南隨矜穿著風衣,似不怕冷,孤身走在雪地裏。
夜晚的雪鬆南嶺雪白一片,一眼望不到邊。
他垂眸看了眼腳下已過腳脖子的厚雪,繼續邁著步伐向前走著。
‘嘎吱’
耳側傳來樹枝被折斷的聲響,他稍稍側頭去看,身後不知何時跟了個人,是那個叫吳斜的青年。
“你為什麼要跟著我?”
“你有東西落在我這了。”
倆人的聲音同時響起,重合在一起。
南隨矜望向他手裏的那串佛珠,半晌沒有言語。
吳斜緩步走近他,在幾步之外停下。
“你跟我說過,你回來那日,讓我把這個還給你。”
——
去時兩個人,回來一個人。
南隨矜望著在他房門前閑晃的男人,心裏暗道這些人倒是找他找得勤。
摩挲著兜裏吳斜給他的佛珠,輕聲喊了句:“小花,找我有什麼事嗎?”
聽到聲音解語花看向他,在看見零下二三十度他都隻穿了件單薄的風衣出門,立馬脫下身上的大衣快步走到他身側給他披上。
“怎麼就穿這麼點出門?感冒發燒了怎麼辦?”
“隻是無聊在附近閑逛,你還沒說你找我什麼事呢?”
攏了攏身上的大衣,下巴縮在衣領裏,他帶著解語花進入自己的房間,找出厚衣服給他搭上。
“沒事,就是睡不著,來看看你。”
來看看他?
南隨矜瞥了眼暖光下解語花完美的側臉,抿了抿唇。
他很想問他們是不是認識,可又多少覺得有些自作多情。
來到這個世界十年,他很清楚自己見過哪些人,沒見過哪些人,即使那種若有若無的指引感。
但是他們,他保證,他的記憶裏真的沒有這些人。
就算吳斜跟他說了句令人匪夷所思的話,還塞給他串佛珠,但是,這也代表不了什麼。
沉寂的氣氛太過明顯,解語花抬眸看向少年,剛好撞進他那雙滿是探究的眸子裏。
“我們是不是認識?”
到底還是沒憋住,把這句話問了出來。
解語花很明顯的怔了怔,他想說認識,可又不知道怎麼開口,最後也隻能說一句。
“你長得很像我一個故人。
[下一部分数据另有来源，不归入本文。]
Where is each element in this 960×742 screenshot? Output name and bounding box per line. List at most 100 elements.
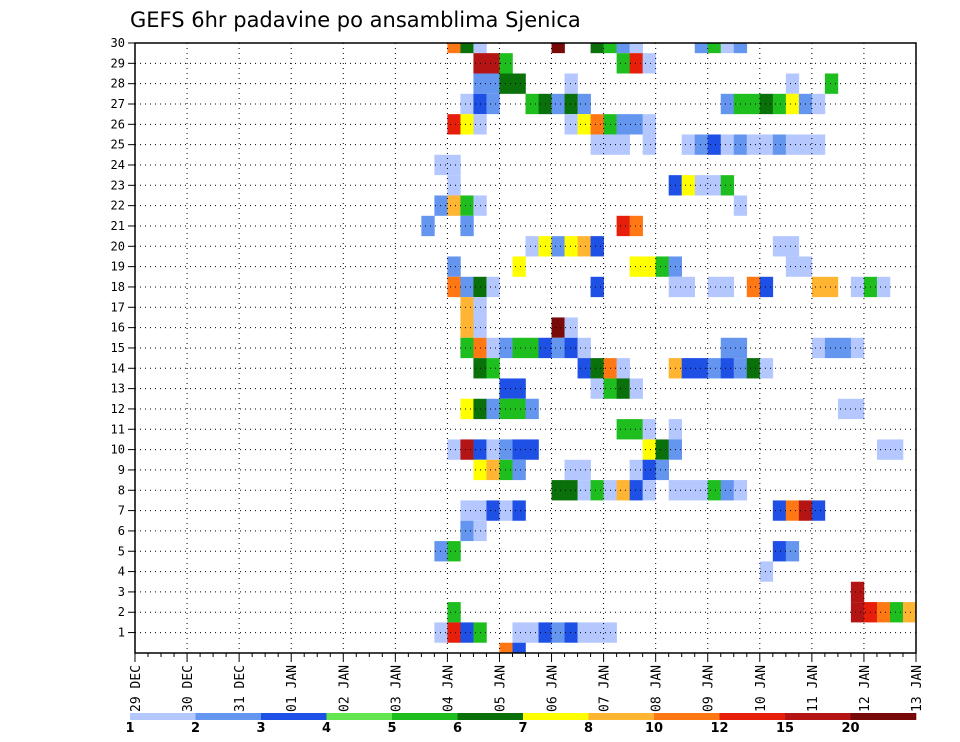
heatmap-cell — [460, 398, 474, 420]
heatmap-cell — [564, 73, 578, 94]
heatmap-cell — [811, 93, 826, 115]
x-tick-label: 06 JAN — [546, 665, 561, 712]
y-tick-label: 18 — [111, 280, 125, 294]
heatmap-cell — [785, 93, 800, 115]
heatmap-cell — [499, 73, 513, 94]
heatmap-cell — [616, 43, 630, 54]
heatmap-cell — [460, 276, 474, 298]
heatmap-cell — [551, 480, 565, 501]
heatmap-cells — [421, 43, 917, 653]
heatmap-cell — [447, 439, 461, 460]
heatmap-cell — [577, 236, 591, 257]
y-tick-label: 16 — [111, 321, 125, 335]
x-tick-label: 30 DEC — [181, 665, 196, 712]
x-tick-label: 02 JAN — [337, 665, 352, 712]
heatmap-cell — [447, 541, 461, 562]
colorbar-swatch — [261, 713, 327, 720]
heatmap-cell — [460, 622, 474, 643]
y-tick-label: 2 — [118, 605, 125, 619]
heatmap-cell — [902, 602, 917, 623]
heatmap-cell — [642, 459, 656, 481]
heatmap-cell — [616, 53, 630, 74]
heatmap-cell — [759, 93, 774, 115]
heatmap-cell — [785, 500, 800, 521]
heatmap-cell — [590, 622, 604, 643]
heatmap-cell — [707, 43, 722, 54]
heatmap-cell — [629, 43, 643, 54]
heatmap-cell — [577, 358, 591, 379]
heatmap-cell — [642, 134, 656, 155]
heatmap-cell — [564, 317, 578, 338]
colorbar-swatch — [654, 713, 720, 720]
heatmap-cell — [681, 134, 696, 155]
heatmap-cell — [772, 236, 787, 257]
heatmap-cell — [746, 276, 761, 298]
heatmap-cell — [629, 419, 643, 440]
heatmap-cell — [551, 337, 565, 359]
heatmap-cell — [499, 439, 513, 460]
heatmap-cell — [720, 134, 735, 155]
colorbar-swatch — [588, 713, 655, 720]
heatmap-cell — [590, 480, 604, 501]
heatmap-cell — [551, 43, 565, 54]
x-tick-label: 04 JAN — [441, 665, 456, 712]
heatmap-cell — [460, 317, 474, 338]
heatmap-cell — [642, 114, 656, 135]
heatmap-cell — [772, 500, 787, 521]
heatmap-cell — [642, 439, 656, 460]
heatmap-cell — [642, 419, 656, 440]
heatmap-cell — [447, 276, 461, 298]
heatmap-cell — [577, 459, 591, 481]
heatmap-cell — [486, 53, 500, 74]
y-tick-label: 23 — [111, 178, 125, 192]
heatmap-cell — [655, 256, 669, 277]
y-tick-label: 1 — [118, 626, 125, 640]
y-tick-label: 19 — [111, 260, 125, 274]
x-tick-label: 03 JAN — [389, 665, 404, 712]
y-tick-label: 21 — [111, 219, 125, 233]
heatmap-cell — [512, 337, 526, 359]
heatmap-cell — [759, 561, 774, 582]
heatmap-cell — [694, 134, 709, 155]
heatmap-cell — [564, 622, 578, 643]
heatmap-cell — [590, 378, 604, 399]
y-tick-label: 4 — [118, 565, 125, 579]
heatmap-cell — [889, 602, 904, 623]
y-tick-label: 7 — [118, 504, 125, 518]
y-tick-label: 22 — [111, 199, 125, 213]
heatmap-cell — [785, 256, 800, 277]
heatmap-cell — [447, 114, 461, 135]
heatmap-cell — [642, 480, 656, 501]
heatmap-cell — [811, 337, 826, 359]
heatmap-cell — [525, 93, 539, 115]
heatmap-cell — [577, 114, 591, 135]
heatmap-cell — [486, 73, 500, 94]
heatmap-cell — [720, 175, 735, 196]
heatmap-cell — [434, 541, 448, 562]
colorbar-label: 1 — [125, 721, 134, 736]
heatmap-cell — [629, 53, 643, 74]
heatmap-cell — [447, 195, 461, 216]
x-tick-label: 29 DEC — [129, 665, 144, 712]
heatmap-cell — [564, 480, 578, 501]
heatmap-cell — [590, 276, 604, 298]
y-tick-label: 14 — [111, 361, 125, 375]
heatmap-cell — [629, 459, 643, 481]
heatmap-cell — [577, 93, 591, 115]
heatmap-cell — [707, 480, 722, 501]
colorbar-label: 20 — [841, 721, 859, 736]
heatmap-cell — [629, 256, 643, 277]
heatmap-cell — [772, 134, 787, 155]
heatmap-cell — [629, 480, 643, 501]
heatmap-cell — [616, 378, 630, 399]
heatmap-cell — [512, 500, 526, 521]
heatmap-cell — [707, 175, 722, 196]
heatmap-cell — [499, 337, 513, 359]
heatmap-cell — [590, 236, 604, 257]
heatmap-cell — [824, 276, 839, 298]
heatmap-cell — [590, 43, 604, 54]
heatmap-cell — [525, 622, 539, 643]
heatmap-cell — [603, 43, 617, 54]
heatmap-cell — [876, 439, 891, 460]
heatmap-cell — [694, 43, 709, 54]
”
故人?看來他猜得沒錯,吳斜應當也是把他當作誰了,那麼,按今早其他三人的神情來看,也是了。
“他跟我很像嗎?”
“嗯,對,很像。”像到,你們本來就是同一個人。
解語花不會知道,後來他會因為這句話,後悔終生。
南隨矜垂眸不作言語,突然覺得兜裏的那串佛珠有些燙手。
沒人會願意自己被當作別人,包括他也不例外,但好像,似乎也沒多重要。